He never spoke about it…
by Gordon Craigie
Military Cemetery at St Valéry-en-Caux Photo courtesy Stewart Mitchell
THERE’S usually a trigger for iScot stories, though it’s not always obvious at the time. Back in November last year, I read something that made me search online for a Channel 4 documentary, Dunkirk: The Forgotten Heroes, that tells the story of the 51st (Highland) Division who were left behind in France after the Dunkirk evacuation in 1940. Never having heard of this before, it left a great impression on me. I was shocked. A few weeks later I happened to mention it to a friend who said he was aware of some of the story as his father, after never having talked about his wartime experiences, belatedly related some tales that he had kept private for more than 50 years.

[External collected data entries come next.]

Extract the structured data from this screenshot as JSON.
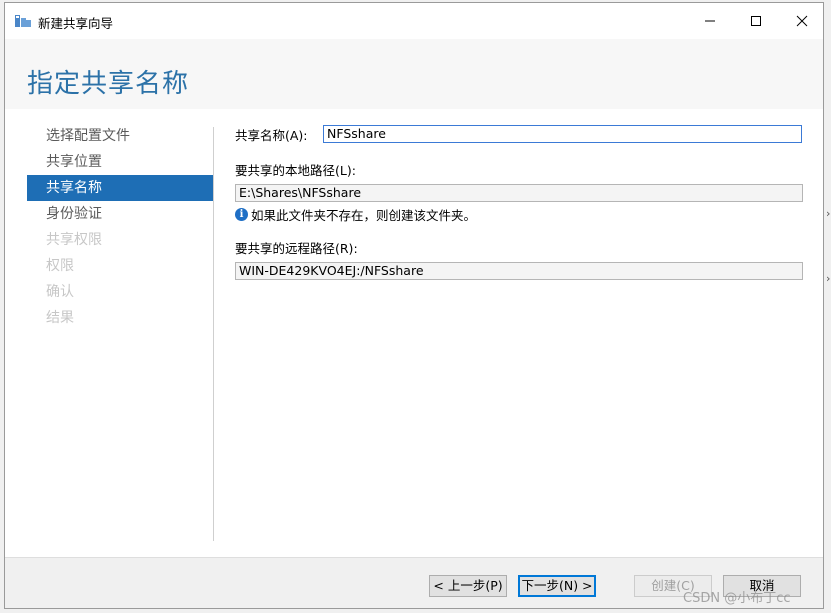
{
  "window": {
    "title": "新建共享向导",
    "minimize_glyph": "—",
    "maximize_glyph": "☐",
    "close_glyph": "✕"
  },
  "page_title": "指定共享名称",
  "nav": {
    "items": [
      {
        "label": "选择配置文件",
        "state": "normal"
      },
      {
        "label": "共享位置",
        "state": "normal"
      },
      {
        "label": "共享名称",
        "state": "selected"
      },
      {
        "label": "身份验证",
        "state": "normal"
      },
      {
        "label": "共享权限",
        "state": "disabled"
      },
      {
        "label": "权限",
        "state": "disabled"
      },
      {
        "label": "确认",
        "state": "disabled"
      },
      {
        "label": "结果",
        "state": "disabled"
      }
    ]
  },
  "form": {
    "share_name_label": "共享名称(A):",
    "share_name_value": "NFSshare",
    "local_path_label": "要共享的本地路径(L):",
    "local_path_value": "E:\\Shares\\NFSshare",
    "info_text": "如果此文件夹不存在，则创建该文件夹。",
    "remote_path_label": "要共享的远程路径(R):",
    "remote_path_value": "WIN-DE429KVO4EJ:/NFSshare"
  },
  "buttons": {
    "previous": "< 上一步(P)",
    "next": "下一步(N) >",
    "create": "创建(C)",
    "cancel": "取消"
  },
  "watermark": "CSDN @小布丁cc",
  "icons": {
    "app": "wizard-app-icon",
    "info": "info-icon"
  },
  "colors": {
    "title_accent": "#2c72a8",
    "nav_selected": "#1e6eb5",
    "info_icon": "#1f6fc5",
    "focus_border": "#3b7ad6"
  }
}
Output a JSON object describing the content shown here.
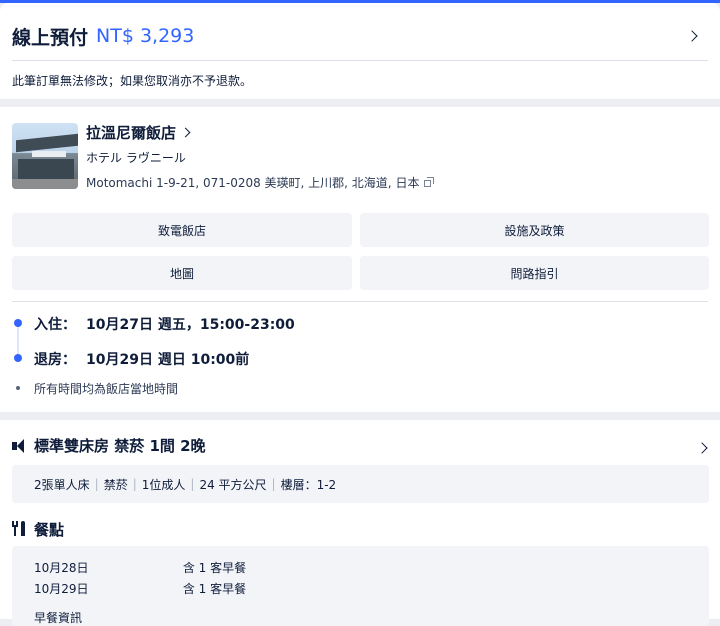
{
  "payment": {
    "label": "線上預付",
    "amount": "NT$ 3,293",
    "policy": "此筆訂單無法修改；如果您取消亦不予退款。"
  },
  "hotel": {
    "name": "拉溫尼爾飯店",
    "alt_name": "ホテル ラヴニール",
    "address": "Motomachi 1-9-21, 071-0208 美瑛町, 上川郡, 北海道, 日本",
    "buttons": {
      "call": "致電飯店",
      "policy": "設施及政策",
      "map": "地圖",
      "directions": "問路指引"
    }
  },
  "stay": {
    "check_in_label": "入住：",
    "check_in_value": "10月27日 週五，15:00-23:00",
    "check_out_label": "退房：",
    "check_out_value": "10月29日 週日 10:00前",
    "timezone_note": "所有時間均為飯店當地時間"
  },
  "room": {
    "title": "標準雙床房 禁菸  1間 2晚",
    "details": [
      "2張單人床",
      "禁菸",
      "1位成人",
      "24 平方公尺",
      "樓層：1-2"
    ]
  },
  "meals": {
    "title": "餐點",
    "rows": [
      {
        "date": "10月28日",
        "desc": "含 1 客早餐"
      },
      {
        "date": "10月29日",
        "desc": "含 1 客早餐"
      }
    ],
    "info_label": "早餐資訊"
  },
  "colors": {
    "accent": "#3264ff",
    "text": "#0f1d3a",
    "panel": "#f2f4f8",
    "background": "#eceef3"
  },
  "icons": [
    "chevron-right-icon",
    "copy-icon",
    "bed-icon",
    "meal-icon"
  ]
}
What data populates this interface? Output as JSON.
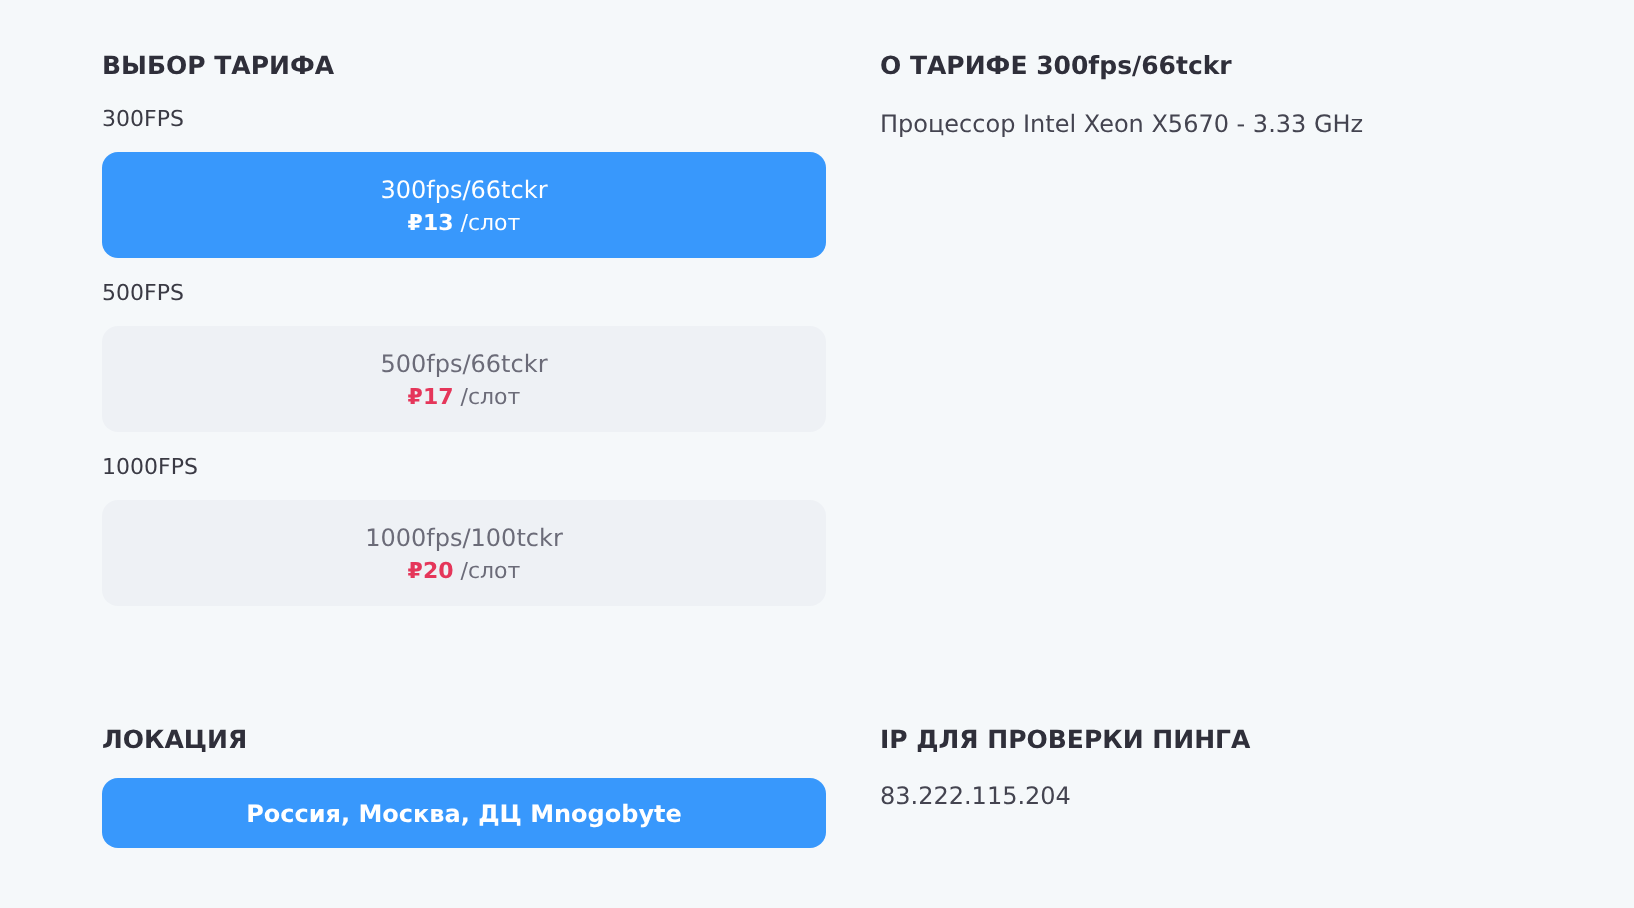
{
  "tariff_section": {
    "title": "ВЫБОР ТАРИФА",
    "groups": [
      {
        "label": "300FPS",
        "name": "300fps/66tckr",
        "price": "₽13",
        "unit": "/слот",
        "selected": true
      },
      {
        "label": "500FPS",
        "name": "500fps/66tckr",
        "price": "₽17",
        "unit": "/слот",
        "selected": false
      },
      {
        "label": "1000FPS",
        "name": "1000fps/100tckr",
        "price": "₽20",
        "unit": "/слот",
        "selected": false
      }
    ]
  },
  "about": {
    "title": "О ТАРИФЕ 300fps/66tckr",
    "text": "Процессор Intel Xeon X5670 - 3.33 GHz"
  },
  "location": {
    "title": "ЛОКАЦИЯ",
    "value": "Россия, Москва, ДЦ Mnogobyte",
    "selected": true
  },
  "ping": {
    "title": "IP ДЛЯ ПРОВЕРКИ ПИНГА",
    "ip": "83.222.115.204"
  }
}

Around the same time an email arrived at iScot from reader Les Wilson asking if we’d be interested in his father’s wartime experiences as part of that 51st (Highland) Division left behind… Coincidence, or a perfect example of the Baader-Meinhof Phenomenon? (Sometimes known as the Frequency Illusion, this is a situation where something which has only recently revealed itself continues to appear with improbable frequency shortly thereafter.) Either way, this chain of events has led to us uncovering the extraordinary story of Les’s father, Lance Corporal Leslie Wilson of the Gordon Highlanders, and the futile rearguard action fought by the 51st (Highland) Division at St Valéry-en-Caux.
Like many Scots, young Leslie (Les) Wilson wanted to ‘do his bit’ and managed to blag his way into the Gordon Highlanders when he was only 15 years old, despite the minimum age for signing up being 18. This was not uncommon, and many recruiters were not particularly scrupulous about evidencing their keen young recruits’ ages, as they just needed ‘men’! His son Les explains, “He lied about his age and, as he was a fairly hefty guy, a big laddie for his age, there wasn’t any doubt they’d want to have him because he looked big enough to fight. After basic training he was sent off to Northern France and joined the Highland Division at St Valéry just prior to Dunkirk. So, he was in amongst them when Churchill’s so-called ‘miracle of Dunkirk’ took place, and the Scots troops were left stranded.”
In Dunkirk: The Forgotten Heroes, the narrator explains the background to St Valéry:
“The evacuation of troops from the beaches of Dunkirk was rightly celebrated as a great moment in British history. On the 9th of June, the day the last troops came home, Prime Minister Winston Churchill rallied the country with his most famous of speeches:
51st (Highland) Division memorial at St Valéry-en-Caux. Photo courtesy Stewart Mitchel
We shall fight them on the beaches, we shall fight them on the landing grounds, we shall fight in the fields, and in the streets, we shall fight in the hills, we shall never surrender…
What Churchill didn’t say was that on that very same day, tens of thousands of British troops were still in France fighting for their lives.”